Concrètement, le PIB c'est la somme des richesses produites sur un territoire donné et dans un temps donné.

Ah, le taux de croissance. Ce saint-graal de nos économies modernes ! Mais par quel calcul magique apparaît ce chiffre tant désiré ? Le taux de croissance, c'est le résultat de la variation du PIB : le Produit Intérieur Brut[1]. Concrètement, le PIB c'est la somme des richesses produites sur un territoire donné et dans un temps donné[2]. Ainsi, en 2014, la France a totalisé un PIB de 2.133 Mds d'euros, soit une croissance de 0,2% par rapport à 2013.[3]

Mais dans le détail, que trouve-t-on dans cette addition si vitale ? Bien sûr l'ensemble des valeurs ajoutées créées dans les différents secteurs économiques d'un pays : multinationales, PME, administrations ou particuliers. Vendre une baguette, ça crée du PIB, tout comme faire le plein de gasoil. Dans le PIB tout est au même niveau.

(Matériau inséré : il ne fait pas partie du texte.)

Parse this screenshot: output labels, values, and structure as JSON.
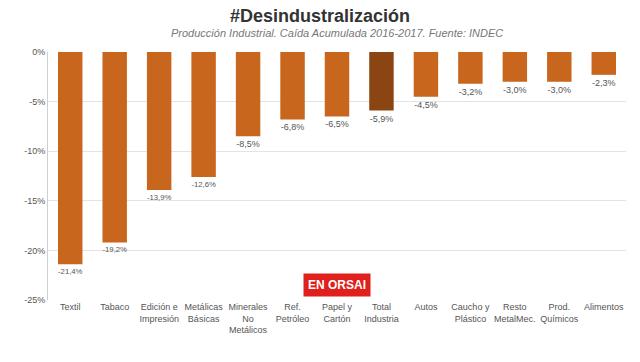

Aux États-Unis, quand Barack Obama attaque le permis de port d'armes juste après la tuerie de San-Bernardino, une partie des américains se ruent sur les stocks, histoire d'anticiper la pénurie. Le lendemain de cette tuerie, l'action de l'armurier Smith&Wesson a bondi de plus de 2,6%[4]. Et ça, ça crée de la richesse, donc du PIB, donc de la croissance. À l'inverse, en 2009, la crise frappe la France. Alors que la croissance s'effondre, le trafic des poids lourds chute de 10%. Cette même année, la mortalité sur les routes baisse de 6,6%. 32% de cette baisse est liée à la circulation moins importante des poids lourds[5]. Un trou de croissance peut sauver des vies.

Mais creusons encore. L'Italie, le Royaume-Uni, la Belgique et l'Espagne ont décidé d'intégrer l'économie souterraine au calcul de leur PIB[6]. À savoir : les richesses issues de la drogue, la prostitution et les recels en tous genres. Ils suivent ainsi une nouvelle norme rédigée par Eurostat, l'agence statistique européenne[7]. D'après la Banque d'Italie, l'économie illégale représenterait près de 11% du PIB italien[8]. De quoi tirer la croissance du pays vers le haut. Après tout, légal ou pas, c'est pour le bien de la nation.

Pourtant, d'autres richesses ne sont pas comptabilisées dans le PIB. Comme le travail domestique. Soin des enfants, cuisine, ménage, chaque jour nous passons en moyenne 3 heures à ces tâches, gratuitement. En 2010, en France, cela représentait entre 42 et 77 milliards d'heures de travail. Une à deux fois les 38 milliards d'heures de travail rémunéré la même année[9]. Cette cagnotte représenterait un tiers du PIB français.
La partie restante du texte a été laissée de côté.